Ce jour-là, à la clinique, elle est accueillie avec douceur. Une infirmière lui tient l’épaule. L’anesthésiste lui demande de penser à un souvenir heureux. Elle choisit les tomates cerises du jardin. Elle s’endort. À son réveil, elle grignote des crackers salés, comme une enfant qui aurait été très courageuse chez le médecin.
L’opération est qualifiée de « non évènementielle ». Et pourtant, pour elle, c’est tout l’inverse. C’est un tournant. Un espace-temps suspendu où elle a été traitée avec respect, où son choix a été reconnu, validé, accompagné. Elle se rend compte que c’est un luxe aujourd’hui aux États-Unis. Un privilège. Et que dans d’autres États, d’autres pays, d’autres corps ne connaissent que l’hostilité, la honte, la douleur.
Le 7 juillet : le jour où rien ne s’est passé
Et nous voilà de retour ce 7 juillet. Elle ouvre les yeux. Elle respire. Elle est vivante. Elle n’a pas de bébé dans les bras. Elle n’a pas de couches à changer, pas de cris de nouveau-né à apaiser. Elle a un maillot de bain à enfiler, un chien à nourrir, une piscine dans laquelle plonger. Elle nage jusqu’au fond, retient son souffle. Et quand elle remonte, elle renaît un peu.

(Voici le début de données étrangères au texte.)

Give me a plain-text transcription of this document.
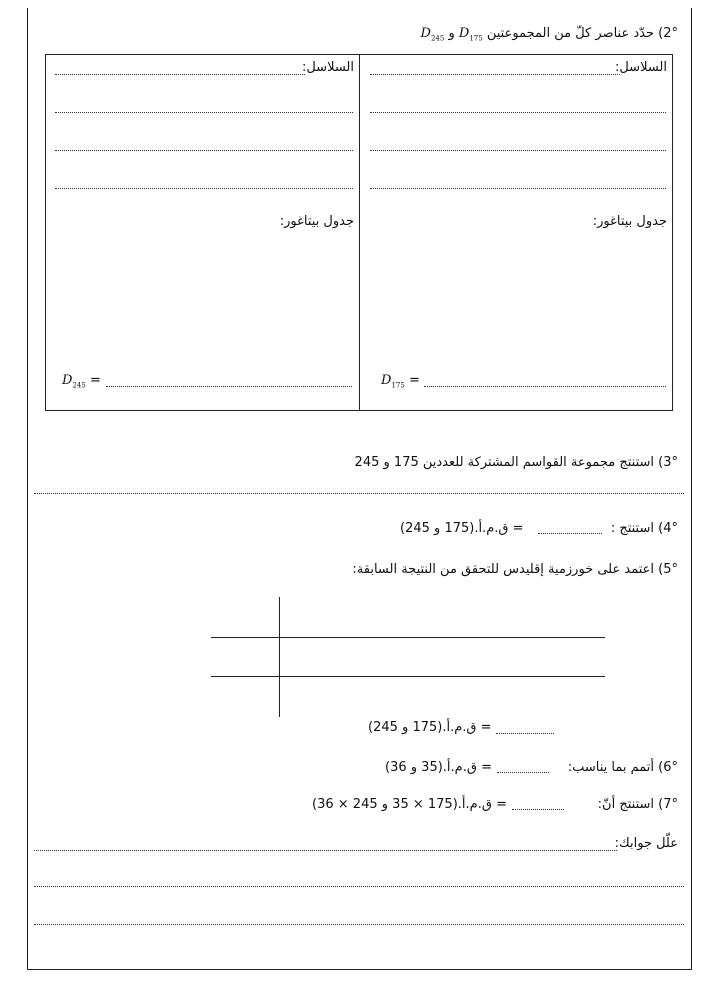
2°) حدّد عناصر كلّ من المجموعتين $D_{175}$ و $D_{245}$
السلاسل:
جدول بيتاغور:
$D_{175}$ =
السلاسل:
جدول بيتاغور:
$D_{245}$ =
3°) استنتج مجموعة القواسم المشتركة للعددين 175 و 245
4°) استنتج :
= ق.م.أ.(175 و 245)
5°) اعتمد على خورزمية إقليدس للتحقق من النتيجة السابقة:
= ق.م.أ.(175 و 245)
6°) أتمم بما يناسب:
= ق.م.أ.(35 و 36)
7°) استنتج أنّ:
= ق.م.أ.(175 × 35 و 245 × 36)
علّل جوابك:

Elle ne regrette rien. Ni le test de grossesse. Ni la décision. Ni le jour où elle aurait pu accoucher. Ce qu’elle regrette, c’est que tant d’autres n’aient pas le droit d’en faire autant. Elle finit son témoignage comme on claque une porte trop longtemps restée entrouverte. Une phrase simple, mais terriblement puissante : « Regarde comme je suis libre. Prends ma photo ».
Et c’est ça, au fond, le cœur de son message. L’avortement, ce n’est pas la fin d’une histoire. C’est le début d’une autre. Une où le corps redevient sien. Une où la vie s’écrit en pleine conscience. Une où la liberté est réelle, tangible, photographiable.